The latest report released by Epochai indicates that the world’s public high-quality text training data sets will be exhausted by large language models in the next few years. The report predicts that between 2026 and 2032, the existing data of about 300 trillion tokens will be used up, and the "over-training" of the model has accelerated this process. Meta’s Llama3 8B version is overtrained by a staggering 100 times, and if all models adopt this approach, the data may be exhausted by 2025. Facing the coming "data shortage", Epochai has proposed four potential solutions, providing a new direction for data acquisition in the field of artificial intelligence.

The researchers specifically pointed out that "overtraining" is the main culprit in accelerating the consumption of training data. For example, the 8B version of Meta’s latest open source Llama3 has an astonishing 100 times overtraining! If all models behave like this, our data may have to say goodbye in 2025.

But don't worry, we still have a way. Epoch AI provides four new methods to obtain training data, making the "data shortage" in the AI world no longer a nightmare.
1) Synthetic data: Just like a meal made from a cooking kit, synthetic data uses deep learning to simulate real data and generate brand new data.
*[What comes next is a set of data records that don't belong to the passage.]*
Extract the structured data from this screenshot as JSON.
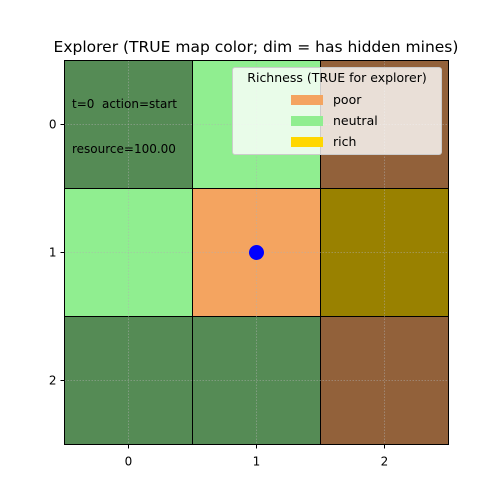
{
  "title": "Explorer (TRUE map color; dim = has hidden mines)",
  "annotation": {
    "line1": "t=0  action=start",
    "line2": "resource=100.00"
  },
  "grid": {
    "rows": 3,
    "cols": 3,
    "cells": [
      [
        "dim-neutral",
        "neutral",
        "dim-poor"
      ],
      [
        "neutral",
        "poor",
        "dim-rich"
      ],
      [
        "dim-neutral",
        "dim-neutral",
        "dim-poor"
      ]
    ],
    "x_ticks": [
      "0",
      "1",
      "2"
    ],
    "y_ticks": [
      "0",
      "1",
      "2"
    ]
  },
  "agent": {
    "row": 1,
    "col": 1,
    "color": "#0000ff"
  },
  "colors": {
    "poor": "#f4a460",
    "neutral": "#90ee90",
    "rich": "#ffd700",
    "dim-neutral": "#558b55",
    "dim-poor": "#92613a",
    "dim-rich": "#998100"
  },
  "legend": {
    "title": "Richness (TRUE for explorer)",
    "items": [
      {
        "label": "poor",
        "color": "#f4a460"
      },
      {
        "label": "neutral",
        "color": "#90ee90"
      },
      {
        "label": "rich",
        "color": "#ffd700"
      }
    ]
  }
}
But don’t get too excited; the quality of synthetic data can be uneven, prone to overfitting, and lack the nuanced linguistic features of real text.
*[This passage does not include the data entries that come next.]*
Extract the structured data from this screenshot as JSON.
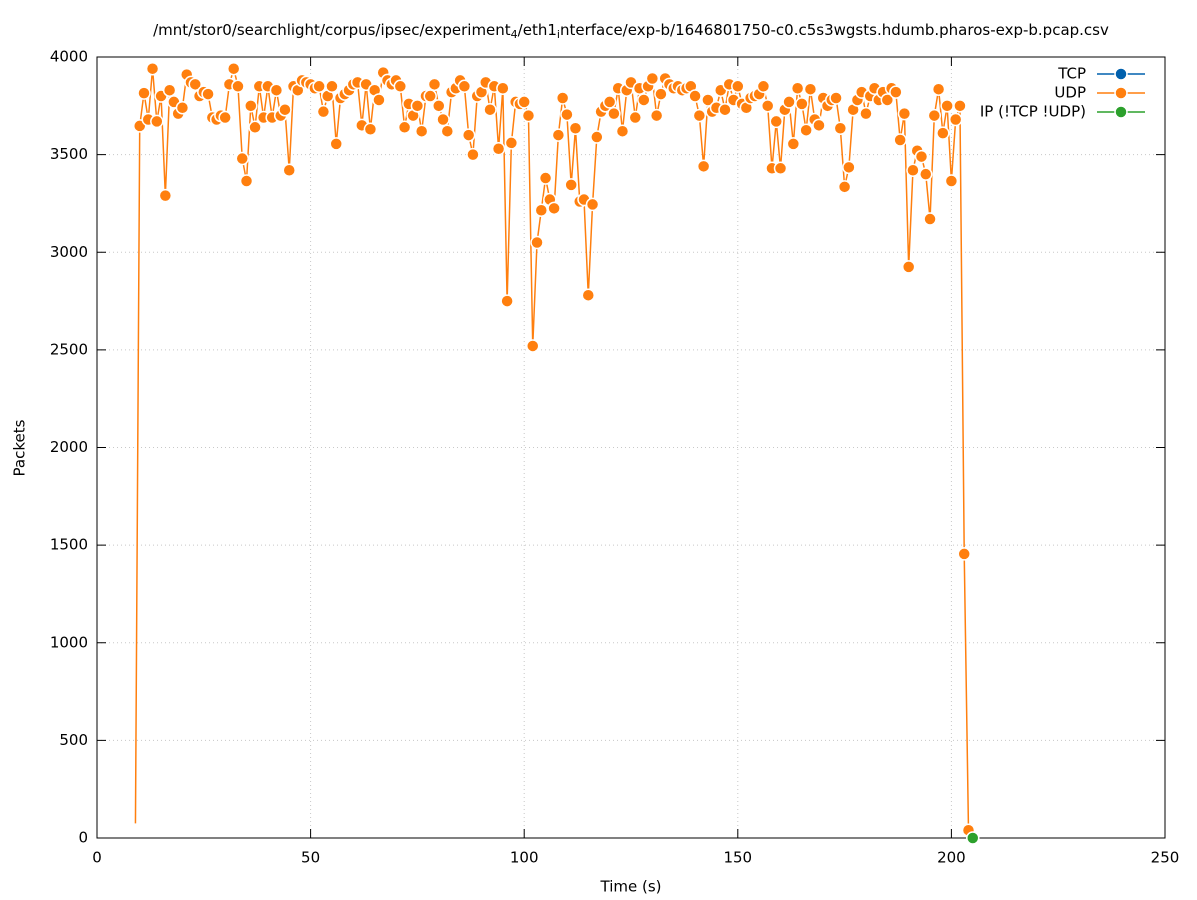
{
  "chart_data": {
    "type": "line",
    "title": [
      "/mnt/stor0/searchlight/corpus/ipsec/experiment",
      "4",
      "/eth1",
      "i",
      "nterface/exp-b/1646801750-c0.c5s3wgsts.hdumb.pharos-exp-b.pcap.csv"
    ],
    "x_label": "Time (s)",
    "y_label": "Packets",
    "xlim": [
      0,
      250
    ],
    "xticks": [
      0,
      50,
      100,
      150,
      200,
      250
    ],
    "ylim": [
      0,
      4000
    ],
    "yticks": [
      0,
      500,
      1000,
      1500,
      2000,
      2500,
      3000,
      3500,
      4000
    ],
    "grid": true,
    "legend": "top-right",
    "series": [
      {
        "name": "TCP",
        "color": "#0060ad",
        "x": [],
        "values": []
      },
      {
        "name": "UDP",
        "color": "#ff7f0e",
        "x": [
          9,
          10,
          11,
          12,
          13,
          14,
          15,
          16,
          17,
          18,
          19,
          20,
          21,
          22,
          23,
          24,
          25,
          26,
          27,
          28,
          29,
          30,
          31,
          32,
          33,
          34,
          35,
          36,
          37,
          38,
          39,
          40,
          41,
          42,
          43,
          44,
          45,
          46,
          47,
          48,
          49,
          50,
          51,
          52,
          53,
          54,
          55,
          56,
          57,
          58,
          59,
          60,
          61,
          62,
          63,
          64,
          65,
          66,
          67,
          68,
          69,
          70,
          71,
          72,
          73,
          74,
          75,
          76,
          77,
          78,
          79,
          80,
          81,
          82,
          83,
          84,
          85,
          86,
          87,
          88,
          89,
          90,
          91,
          92,
          93,
          94,
          95,
          96,
          97,
          98,
          99,
          100,
          101,
          102,
          103,
          104,
          105,
          106,
          107,
          108,
          109,
          110,
          111,
          112,
          113,
          114,
          115,
          116,
          117,
          118,
          119,
          120,
          121,
          122,
          123,
          124,
          125,
          126,
          127,
          128,
          129,
          130,
          131,
          132,
          133,
          134,
          135,
          136,
          137,
          138,
          139,
          140,
          141,
          142,
          143,
          144,
          145,
          146,
          147,
          148,
          149,
          150,
          151,
          152,
          153,
          154,
          155,
          156,
          157,
          158,
          159,
          160,
          161,
          162,
          163,
          164,
          165,
          166,
          167,
          168,
          169,
          170,
          171,
          172,
          173,
          174,
          175,
          176,
          177,
          178,
          179,
          180,
          181,
          182,
          183,
          184,
          185,
          186,
          187,
          188,
          189,
          190,
          191,
          192,
          193,
          194,
          195,
          196,
          197,
          198,
          199,
          200,
          201,
          202,
          203,
          204
        ],
        "values": [
          75,
          3647,
          3815,
          3680,
          3940,
          3670,
          3800,
          3290,
          3830,
          3770,
          3710,
          3740,
          3910,
          3870,
          3860,
          3800,
          3820,
          3810,
          3690,
          3680,
          3700,
          3690,
          3860,
          3940,
          3850,
          3480,
          3365,
          3750,
          3640,
          3850,
          3690,
          3850,
          3690,
          3830,
          3700,
          3730,
          3420,
          3850,
          3830,
          3880,
          3870,
          3860,
          3840,
          3850,
          3720,
          3800,
          3850,
          3555,
          3790,
          3810,
          3830,
          3860,
          3870,
          3650,
          3860,
          3630,
          3830,
          3780,
          3920,
          3880,
          3860,
          3880,
          3850,
          3640,
          3760,
          3700,
          3750,
          3620,
          3800,
          3800,
          3860,
          3750,
          3680,
          3620,
          3820,
          3840,
          3880,
          3850,
          3600,
          3500,
          3800,
          3820,
          3870,
          3730,
          3850,
          3530,
          3840,
          2750,
          3560,
          3770,
          3760,
          3770,
          3700,
          2520,
          3050,
          3215,
          3380,
          3270,
          3225,
          3600,
          3790,
          3705,
          3345,
          3635,
          3260,
          3270,
          2780,
          3245,
          3590,
          3720,
          3750,
          3770,
          3710,
          3840,
          3620,
          3830,
          3870,
          3690,
          3840,
          3780,
          3850,
          3890,
          3700,
          3810,
          3890,
          3860,
          3840,
          3850,
          3830,
          3840,
          3850,
          3800,
          3700,
          3440,
          3780,
          3720,
          3740,
          3830,
          3730,
          3860,
          3780,
          3850,
          3760,
          3740,
          3790,
          3800,
          3810,
          3850,
          3750,
          3430,
          3670,
          3430,
          3730,
          3770,
          3555,
          3840,
          3760,
          3625,
          3835,
          3680,
          3650,
          3790,
          3750,
          3780,
          3790,
          3635,
          3335,
          3435,
          3730,
          3780,
          3820,
          3710,
          3800,
          3840,
          3780,
          3820,
          3780,
          3840,
          3820,
          3575,
          3710,
          2925,
          3420,
          3520,
          3490,
          3400,
          3170,
          3700,
          3835,
          3610,
          3750,
          3365,
          3680,
          3750,
          1455,
          40
        ]
      },
      {
        "name": "IP (!TCP  !UDP)",
        "color": "#2ca02c",
        "x": [
          205
        ],
        "values": [
          0
        ]
      }
    ]
  }
}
2) Multi-modal and cross-domain data learning: This method is not limited to text, but also includes images, videos, audio and other data types. Just like in KTV, you can not only sing, dance, but also act. Multi-modal learning allows the model to more comprehensively understand and handle complex tasks.
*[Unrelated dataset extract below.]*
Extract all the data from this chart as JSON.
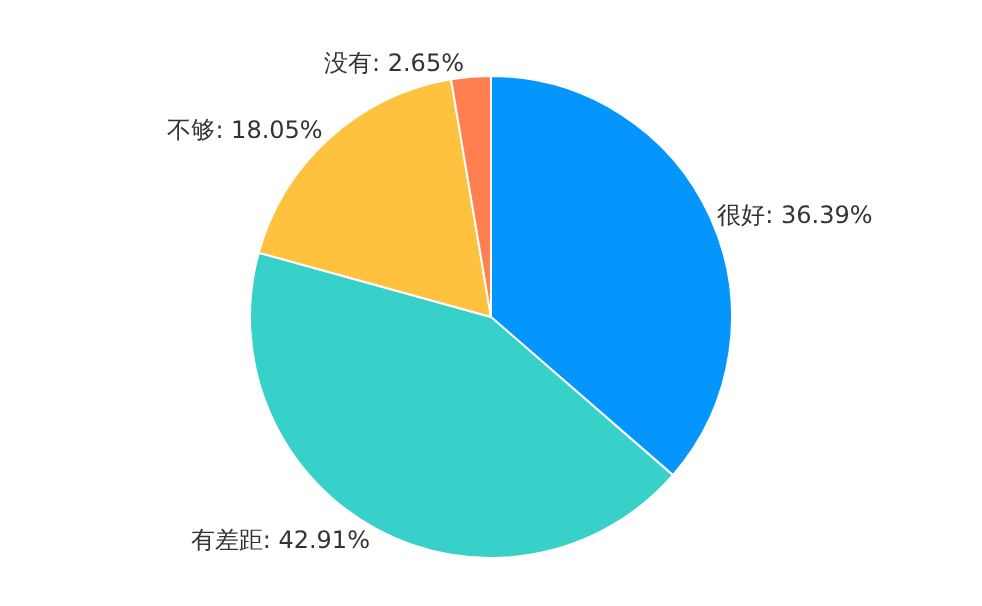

3) Private data: At present, the total amount of private text data in the world is about 3100 trillion tokens, which is more than 10 times that of public data! But you have to be careful when using private data. After all, privacy and security are big things. Moreover, the process of obtaining and integrating non-public data can be complex.
4) Real-time interactive learning with the real world: Let the model learn and improve through direct interaction with the real world. This approach requires models to be autonomous and adaptable, able to accurately understand user instructions and take actions in the real world.
The four methods proposed by Epochai each have their own advantages and disadvantages and face different challenges. In the future, how to effectively solve data problems will directly affect the development and application of artificial intelligence technology. This requires scientific researchers and industry to work together to explore more effective ways to obtain and utilize data to ensure the sustainable and healthy development of artificial intelligence.